IRAQ'S UNTIDY POSTWAR

 

 Editorial de  “The Washington Post” del 13.05.2003

 

The bush administration now appears to have a good chance of succeeding in its single-minded campaign to exclude the United Nations and most other governments from any significant role in managing postwar Iraq. Though a draft Security Council resolution empowering the United States and Britain to govern the country for the next year assigns only a token political position to a U.N. representative and excludes any mention of U.N. arms inspectors, many governments that refused to support the war now appear inclined to give in to Washington rather than engage in another damaging quarrel. An end to the diplomatic feuding would certainly be welcome, especially if it led to an early lifting of the sanctions that continue to choke Iraq's economy and impede reconstruction. Yet the logic behind the administration's strategy -- that Iraq can best be secured and stabilized through a transition process dominated by the United States -- is looking shakier by the day.

White House officials smugly cited the troubles of U.N. operations in places such as Bosnia and Cambodia in justifying their insistence on concentrating power over postwar Iraq in the Pentagon. But the first month of American rule suggests that the administration was unprepared for the challenges it would face and continues to lack the resources and skills to manage them. Though it expected the Iraqi army to crumble and Saddam Hussein's regime to collapse, the Pentagon failed to deploy sufficient forces to keep order in the country: Looters and criminal gangs continue to roam Baghdad at will, undeterred by the 12,000 U.S. soldiers deployed in a city of 5 million. Garbage is piling up on streets, water and electricity remain spotty, and Iraqis wait in days-long lines for gasoline. U.S. administrators remain isolated inside a palace, without adequate communications, transportation or translation services; they are now to undergo a time-consuming leadership reorganization that appears to be driven as much by the administration's internal feuding as by needs on the ground.

Any operation to restore order after the abrupt collapse of a totalitarian regime might be expected to be "untidy," to use the arrogant understatement of Secretary of Defense Donald H. Rumsfeld. But it's hard to fathom how and why U.S. forces failed to exercise control even over the critical weapons sites for which the war was fought. Around the country many suspected storage and production areas for weapons of mass destruction have been burned and looted; one of the trucks suspected as a mobile biological weapons lab was stripped. According to several media reports, looters were allowed to sack even the Tuwaitha Nuclear Research Center, where tons of enriched uranium and supplies of radioactive isotopes were stored. Iraqi scientists at the site told Newsweek magazine that barrels for storing uranium oxide were being used as play equipment by local children, while stainless steel uranium canisters were for sale in nearby markets. U.S. commanders say some of the looting happened before troops arrived or while the war was being fought -- but they also acknowledge that they still do not have sufficient forces to secure important sites.
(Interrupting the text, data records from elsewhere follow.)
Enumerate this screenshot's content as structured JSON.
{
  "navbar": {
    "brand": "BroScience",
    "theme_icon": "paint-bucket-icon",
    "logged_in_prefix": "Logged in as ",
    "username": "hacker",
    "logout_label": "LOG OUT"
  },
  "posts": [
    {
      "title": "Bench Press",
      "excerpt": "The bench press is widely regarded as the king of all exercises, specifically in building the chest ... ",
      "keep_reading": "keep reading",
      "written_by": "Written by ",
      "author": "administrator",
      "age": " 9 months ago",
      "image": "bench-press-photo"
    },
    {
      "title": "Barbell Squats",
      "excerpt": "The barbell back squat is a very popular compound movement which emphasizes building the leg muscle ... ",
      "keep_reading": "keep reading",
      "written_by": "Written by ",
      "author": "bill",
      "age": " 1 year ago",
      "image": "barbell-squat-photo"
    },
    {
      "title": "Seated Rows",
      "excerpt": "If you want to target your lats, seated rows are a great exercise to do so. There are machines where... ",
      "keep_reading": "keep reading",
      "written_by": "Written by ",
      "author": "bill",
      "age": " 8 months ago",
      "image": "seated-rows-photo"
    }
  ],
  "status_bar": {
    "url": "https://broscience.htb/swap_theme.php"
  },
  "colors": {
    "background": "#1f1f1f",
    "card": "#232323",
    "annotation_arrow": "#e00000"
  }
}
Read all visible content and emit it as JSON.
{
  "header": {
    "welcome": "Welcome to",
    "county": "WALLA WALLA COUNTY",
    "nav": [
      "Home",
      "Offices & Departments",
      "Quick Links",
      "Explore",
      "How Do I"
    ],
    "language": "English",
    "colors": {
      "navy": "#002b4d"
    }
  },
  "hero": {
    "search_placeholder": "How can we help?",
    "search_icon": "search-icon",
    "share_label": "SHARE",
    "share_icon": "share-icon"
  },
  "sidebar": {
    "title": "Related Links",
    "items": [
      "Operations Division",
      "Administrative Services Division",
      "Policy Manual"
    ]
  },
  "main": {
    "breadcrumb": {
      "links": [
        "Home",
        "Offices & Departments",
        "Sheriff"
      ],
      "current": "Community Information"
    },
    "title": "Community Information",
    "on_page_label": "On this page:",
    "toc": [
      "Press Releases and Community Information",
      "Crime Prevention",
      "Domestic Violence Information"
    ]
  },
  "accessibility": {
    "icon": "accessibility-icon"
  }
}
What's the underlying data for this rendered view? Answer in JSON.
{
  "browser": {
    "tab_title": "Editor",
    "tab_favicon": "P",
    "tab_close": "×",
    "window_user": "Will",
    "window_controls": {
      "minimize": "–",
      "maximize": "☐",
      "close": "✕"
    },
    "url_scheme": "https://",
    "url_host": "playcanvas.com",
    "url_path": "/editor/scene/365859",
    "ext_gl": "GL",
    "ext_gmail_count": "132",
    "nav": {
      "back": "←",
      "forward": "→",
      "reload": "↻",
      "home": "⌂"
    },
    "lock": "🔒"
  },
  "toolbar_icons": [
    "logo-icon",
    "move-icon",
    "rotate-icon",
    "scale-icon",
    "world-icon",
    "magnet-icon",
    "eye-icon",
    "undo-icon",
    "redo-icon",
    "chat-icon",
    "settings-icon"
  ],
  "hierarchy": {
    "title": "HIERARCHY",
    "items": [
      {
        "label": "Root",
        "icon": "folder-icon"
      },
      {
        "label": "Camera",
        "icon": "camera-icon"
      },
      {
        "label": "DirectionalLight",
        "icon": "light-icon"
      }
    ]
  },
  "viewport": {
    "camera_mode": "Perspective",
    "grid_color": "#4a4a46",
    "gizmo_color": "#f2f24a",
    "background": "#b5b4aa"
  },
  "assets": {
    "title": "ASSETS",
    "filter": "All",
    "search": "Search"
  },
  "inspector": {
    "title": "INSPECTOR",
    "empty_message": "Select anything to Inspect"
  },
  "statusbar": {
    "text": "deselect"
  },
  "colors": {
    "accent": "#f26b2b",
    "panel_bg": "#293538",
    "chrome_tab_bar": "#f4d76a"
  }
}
More U.S. troops and a contingent of military police are trickling into Iraq. But Mr. Rumsfeld still refuses to offer a public plan for their deployment, and policymakers appear to be concentrating on a scheme to withdraw most U.S. forces within months. Given the situation on the ground, such a strategy makes little sense; instead, Bush administration officials should be deploying additional forces as quickly as possible, and delaying any withdrawals, until order can be restored in Baghdad and other large cities and critical weapons sites secured. Mr. Bush also ought to rethink whether administrative and technical experts from the United Nations and other Western governments should be invited to collaborate more extensively with the Pentagon team in reconstructing Iraq's government over the coming months. Much solid expertise is available; the administration need only conclude that it doesn't have to rebuild Iraq by itself.